Escape mod name in mod pack typeahead

[DasSkelett]

Problem

While we worked on #384, I also created a mod with a name that contains valid HTML with valid JavaScript.
I was relieved that I didn't find any place where this JavaScript is executed, it looked like we / the browser correctly escapes it everywhere (it does so inside header tags like <h1> for example).

Well, now I was looking at #380 and trying it out, and it turns out that the typeahead library does not escape HTML in its preview drop down:

You could argue this is a bug in the library, and they did actually fix it in release 0.11.0 (we're at 0.10.2):

• XSS vulnerability by default twitter/typeahead.js#964
• Escape html chars from display value when using default template twitter/typeahead.js#1182

But at the same time I'd argue that our API (or at least the frontend that consumes it) should do sanitization as well. After asking in the Discord, VITAS responded that it should be done in the API, HebaruSan favors the frontend.

Changes

Now we run the mod name through a escape_html() function, as suggested here on SO, before passing it to the typeahead library to display it.

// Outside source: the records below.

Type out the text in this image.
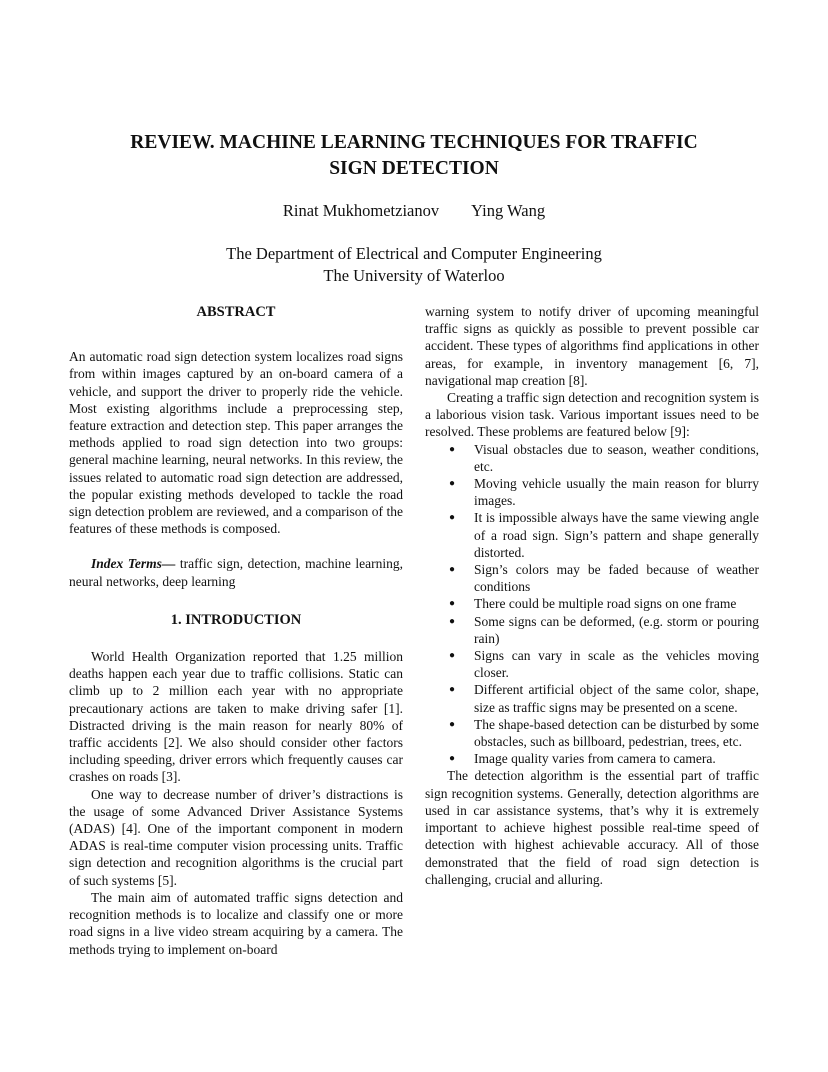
REVIEW. MACHINE LEARNING TECHNIQUES FOR TRAFFIC
SIGN DETECTION
Rinat Mukhometzianov Ying Wang
The Department of Electrical and Computer Engineering
The University of Waterloo

ABSTRACT

An automatic road sign detection system localizes road signs from within images captured by an on-board camera of a vehicle, and support the driver to properly ride the vehicle. Most existing algorithms include a preprocessing step, feature extraction and detection step. This paper arranges the methods applied to road sign detection into two groups: general machine learning, neural networks. In this review, the issues related to automatic road sign detection are addressed, the popular existing methods developed to tackle the road sign detection problem are reviewed, and a comparison of the features of these methods is composed.

Index Terms— traffic sign, detection, machine learning, neural networks, deep learning

1. INTRODUCTION

World Health Organization reported that 1.25 million deaths happen each year due to traffic collisions. Static can climb up to 2 million each year with no appropriate precautionary actions are taken to make driving safer [1]. Distracted driving is the main reason for nearly 80% of traffic accidents [2]. We also should consider other factors including speeding, driver errors which frequently causes car crashes on roads [3].

One way to decrease number of driver’s distractions is the usage of some Advanced Driver Assistance Systems (ADAS) [4]. One of the important component in modern ADAS is real-time computer vision processing units. Traffic sign detection and recognition algorithms is the crucial part of such systems [5].

The main aim of automated traffic signs detection and recognition methods is to localize and classify one or more road signs in a live video stream acquiring by a camera. The methods trying to implement on-board

warning system to notify driver of upcoming meaningful traffic signs as quickly as possible to prevent possible car accident. These types of algorithms find applications in other areas, for example, in inventory management [6, 7], navigational map creation [8].

Creating a traffic sign detection and recognition system is a laborious vision task. Various important issues need to be resolved. These problems are featured below [9]:

● Visual obstacles due to season, weather conditions, etc.
● Moving vehicle usually the main reason for blurry images.
● It is impossible always have the same viewing angle of a road sign. Sign’s pattern and shape generally distorted.
● Sign’s colors may be faded because of weather conditions
● There could be multiple road signs on one frame
● Some signs can be deformed, (e.g. storm or pouring rain)
● Signs can vary in scale as the vehicles moving closer.
● Different artificial object of the same color, shape, size as traffic signs may be presented on a scene.
● The shape-based detection can be disturbed by some obstacles, such as billboard, pedestrian, trees, etc.
● Image quality varies from camera to camera.

The detection algorithm is the essential part of traffic sign recognition systems. Generally, detection algorithms are used in car assistance systems, that’s why it is extremely important to achieve highest possible real-time speed of detection with highest achievable accuracy. All of those demonstrated that the field of road sign detection is challenging, crucial and alluring.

We might also want to update the library at some point, however I spotted breaking changes while looking through the docs, and this library is also unmaintained got 6 years now anyway, so maybe we should switch to something else entirely.

 

Also the background image link in the mod API response is fixed, after #374 this would've caused the file paths instead of web URLs to be returned.

[HebaruSan]

After asking in the Discord, VITAS responded that it should be done in the API.

I don't think I agree. Escaping like this can only be done correctly if we know the context where the output will be used, and we don't. The current code assumes an HTML context, but for example the CKAN bot will consume this data and almost never put it into an HTML context.

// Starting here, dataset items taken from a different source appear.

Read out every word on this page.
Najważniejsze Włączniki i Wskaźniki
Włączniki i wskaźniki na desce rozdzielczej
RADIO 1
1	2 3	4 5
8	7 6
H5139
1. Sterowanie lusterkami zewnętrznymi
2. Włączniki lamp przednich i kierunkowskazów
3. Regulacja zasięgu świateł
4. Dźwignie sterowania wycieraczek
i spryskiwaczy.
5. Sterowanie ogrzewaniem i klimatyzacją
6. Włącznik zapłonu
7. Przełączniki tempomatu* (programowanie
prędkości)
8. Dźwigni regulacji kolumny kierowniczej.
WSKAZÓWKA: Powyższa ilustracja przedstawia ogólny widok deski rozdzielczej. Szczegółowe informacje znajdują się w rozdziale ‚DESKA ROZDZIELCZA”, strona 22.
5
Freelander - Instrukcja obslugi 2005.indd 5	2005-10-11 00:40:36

Example of when this can go wrong:
Suppose my short_description contains "Compatible with KSP <= 1.10". escape would mangle this to "Compatible with KSP &lt;= 1.10" (pardon double-escaping to get past Markdown), which would then feed into CKAN's metadata, where it would be unreadable to users unless they know how HTML escape sequences work. CKAN and other clients would have to unescape the text to get back to something usable.

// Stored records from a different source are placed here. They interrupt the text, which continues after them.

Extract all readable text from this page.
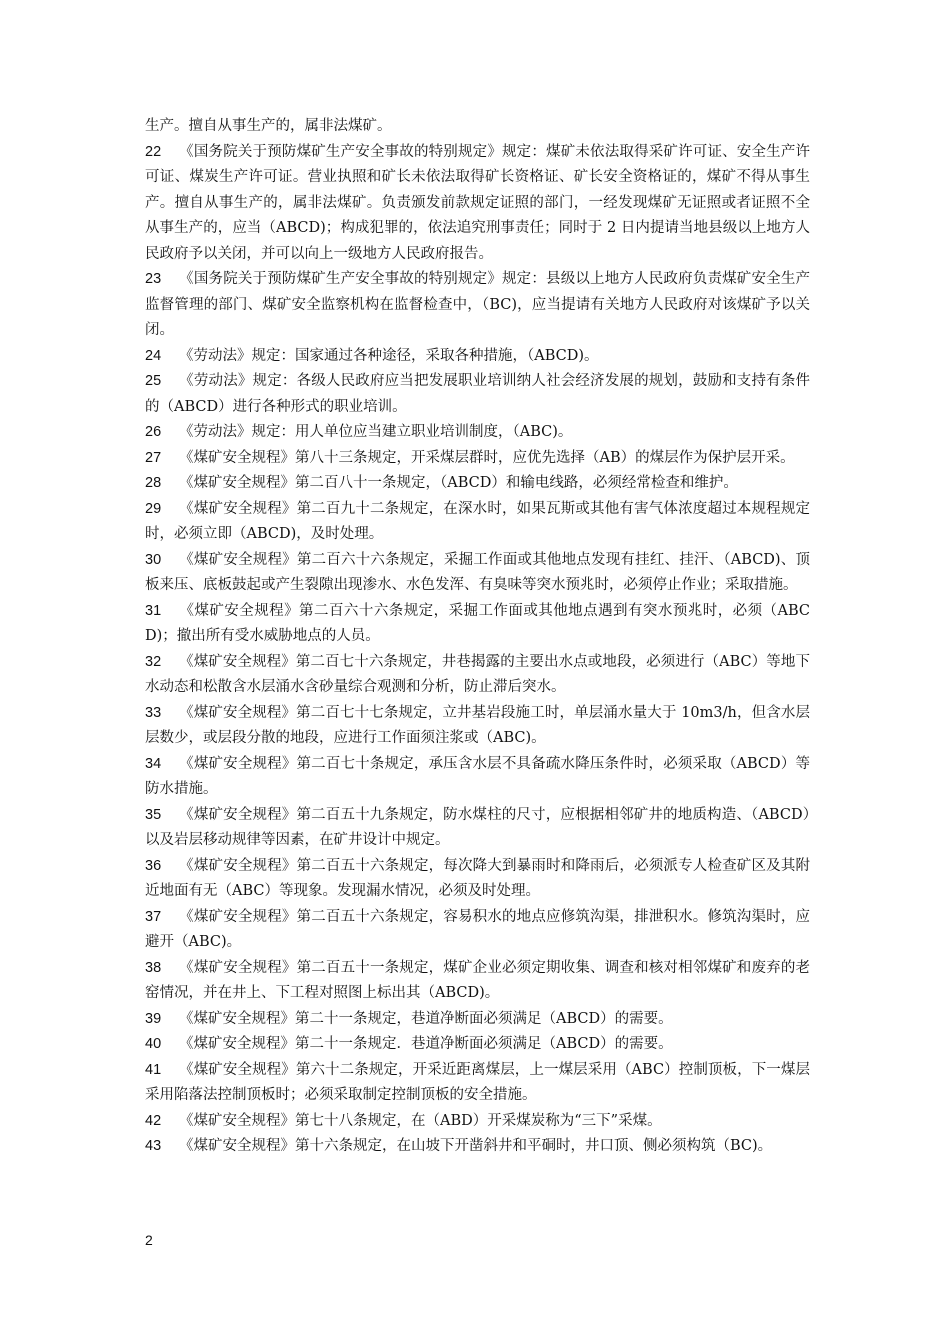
生产。擅自从事生产的，属非法煤矿。

22 《国务院关于预防煤矿生产安全事故的特别规定》规定：煤矿未依法取得采矿许可证、安全生产许可证、煤炭生产许可证。营业执照和矿长未依法取得矿长资格证、矿长安全资格证的，煤矿不得从事生产。擅自从事生产的，属非法煤矿。负责颁发前款规定证照的部门，一经发现煤矿无证照或者证照不全从事生产的，应当（ABCD)；构成犯罪的，依法追究刑事责任；同时于 2 日内提请当地县级以上地方人民政府予以关闭，并可以向上一级地方人民政府报告。

23 《国务院关于预防煤矿生产安全事故的特别规定》规定：县级以上地方人民政府负责煤矿安全生产监督管理的部门、煤矿安全监察机构在监督检查中，（BC)，应当提请有关地方人民政府对该煤矿予以关闭。

24 《劳动法》规定：国家通过各种途径，采取各种措施，（ABCD)。

25 《劳动法》规定：各级人民政府应当把发展职业培训纳人社会经济发展的规划，鼓励和支持有条件的（ABCD）进行各种形式的职业培训。

26 《劳动法》规定：用人单位应当建立职业培训制度，（ABC)。

27 《煤矿安全规程》第八十三条规定，开采煤层群时，应优先选择（AB）的煤层作为保护层开采。

28 《煤矿安全规程》第二百八十一条规定，（ABCD）和输电线路，必须经常检查和维护。

29 《煤矿安全规程》第二百九十二条规定，在深水时，如果瓦斯或其他有害气体浓度超过本规程规定时，必须立即（ABCD)，及时处理。

30 《煤矿安全规程》第二百六十六条规定，采掘工作面或其他地点发现有挂红、挂汗、（ABCD)、顶板来压、底板鼓起或产生裂隙出现渗水、水色发浑、有臭味等突水预兆时，必须停止作业；采取措施。

31 《煤矿安全规程》第二百六十六条规定，采掘工作面或其他地点遇到有突水预兆时，必须（ABCD)；撤出所有受水威胁地点的人员。

32 《煤矿安全规程》第二百七十六条规定，井巷揭露的主要出水点或地段，必须进行（ABC）等地下水动态和松散含水层涌水含砂量综合观测和分析，防止滞后突水。

33 《煤矿安全规程》第二百七十七条规定，立井基岩段施工时，单层涌水量大于 10m3/h，但含水层层数少，或层段分散的地段，应进行工作面须注浆或（ABC)。

34 《煤矿安全规程》第二百七十条规定，承压含水层不具备疏水降压条件时，必须采取（ABCD）等防水措施。

35 《煤矿安全规程》第二百五十九条规定，防水煤柱的尺寸，应根据相邻矿井的地质构造、（ABCD）以及岩层移动规律等因素，在矿井设计中规定。

36 《煤矿安全规程》第二百五十六条规定，每次降大到暴雨时和降雨后，必须派专人检查矿区及其附近地面有无（ABC）等现象。发现漏水情况，必须及时处理。

37 《煤矿安全规程》第二百五十六条规定，容易积水的地点应修筑沟渠，排泄积水。修筑沟渠时，应避开（ABC)。

38 《煤矿安全规程》第二百五十一条规定，煤矿企业必须定期收集、调查和核对相邻煤矿和废弃的老窑情况，并在井上、下工程对照图上标出其（ABCD)。

39 《煤矿安全规程》第二十一条规定，巷道净断面必须满足（ABCD）的需要。

40 《煤矿安全规程》第二十一条规定．巷道净断面必须满足（ABCD）的需要。

41 《煤矿安全规程》第六十二条规定，开采近距离煤层，上一煤层采用（ABC）控制顶板，下一煤层采用陷落法控制顶板时；必须采取制定控制顶板的安全措施。

42 《煤矿安全规程》第七十八条规定，在（ABD）开采煤炭称为“三下”采煤。

43 《煤矿安全规程》第十六条规定，在山坡下开凿斜井和平硐时，井口顶、侧必须构筑（BC)。

2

Raw / unescaped output makes sense for the API (except for those minimal changes needed to stuff it into JSON, of course). Consumers should apply their own processing as needed.

[DasSkelett]

Then let's do that instead. Would've been nice because it would've caught all places of possible XSS through data received from the API in one go, now I can only close the one I know about.
You gonna tell VITAS ^^

Btw., there is one place where CKAN's infrastructure blindly takes whatever SpaceDock serves it (although not through the API, but as webhook POST body), and places it into an HTML context: the SpaceDock adder
Fortunately GitHub does its own sanitization.

[HebaruSan]

You gonna tell VITAS ^^

Is there any way we can approach this as him having to convince me instead? 😏

[HebaruSan]

Makes sense, let's go.

[DasSkelett]

You can work it out between the two of you. I just want this huge security issue fixed.